Die Studienreise nach Boston bleibt ebenfalls in Erinnerung. Dort wurden uns viele praktische Perspektiven zum Thema Personalentwicklung eröffnet. Und wir haben Dave Ullrich kennengelernt, der uns, die alle keinen Kommunikationshintergrund hatten, sehr eindrucksvoll gezeigt hat, dass die Story, also die Art Erzählung, meist viel wichtiger ist als die Inhalte selbst.

Du bist als MBA-Student von Knauf entsendet worden. Was ist wichtig, damit eine Entsendung für beide Seiten erfolgreich ist?
Aus meiner Sicht ist es sehr wichtig, einen Sparringspartner zu haben, um gemeinsam das Erlernte und den weiteren Weg im Unternehmen reflektieren zu können. Idealerweise hält dir diese Person auch mal im Unternehmen den Rücken frei. Man darf nicht vergessen, dass man durch Seminarphasen immer mal wieder ein paar Tage nicht bei der Arbeit zur Verfügung steht. Da hatte ich bei Knauf zum Glück die volle Unterstützung – ein großer Dank an dieser Stelle an Manfred Grundke und Carlo Knauf, die mir genau dies ermöglichten.
„Man entwickelt im MBA neue Perspektiven, geht ganz anders an Themen heran und entfaltet dadurch auch eine andere Wirkung.“
Was ich nicht empfehlen würde, ist die Entsendung an vordefinierte Karriereschritte zu knüpfen. Natürlich schaut man, wie die Entsendung in den Unternehmenskontext passt und welche Potenziale sich dadurch ergeben. Aber erst mal sollte es als Investition in eine Person betrachtet werden, die gezeigt hat, dass sie mehr kann und will – alles weitere ergibt sich dann.
Die Person entwickelt im MBA neue Perspektiven, geht ganz anders an Themen heran und entfaltet dadurch auch eine andere Wirkung. Deswegen kann es auch sein, dass sie für andere, neue Themen infrage kommt. Dafür offen zu bleiben, und im ständigen Dialog die Entwicklung zu reflektieren, darin sehe ich sowohl für die Studierenden als auch für die Unternehmen die größte Wertschöpfung.

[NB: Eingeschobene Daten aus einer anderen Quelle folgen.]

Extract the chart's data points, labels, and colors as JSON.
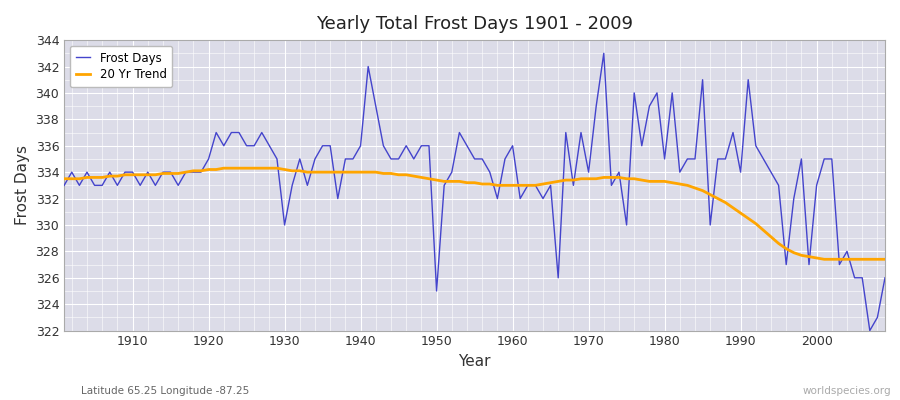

Abschließend noch eine Frage: Was ist dein Tipp für nachfolgende Studiengenerationen an der Quadriga Hochschule?
Der MBA eröffnet dir neue Themen, Perspektiven und Ansätze. Deswegen ist ein wichtiger Punkt, mit einer großen Neugier reinzugehen. Und diese Neugier ist auch als Führungskraft essenziell. Man sollte nicht den Fehler machen, aus dem Büro heraus die Welt verbessern zu wollen.
„Veränderung passiert nicht von allein – Du selbst hast diese in der Hand!“
Um Dinge zum Positiven zu verändern, muss man mit den Leuten sprechen, die für die Prozesse stehen – und erkennen, wie man ihnen eine Hilfe sein kann. Nur mit gegenseitigem Vertrauen können sich Ideen multiplizieren. Veränderung passiert nicht von allein – Du selbst hast diese in der Hand!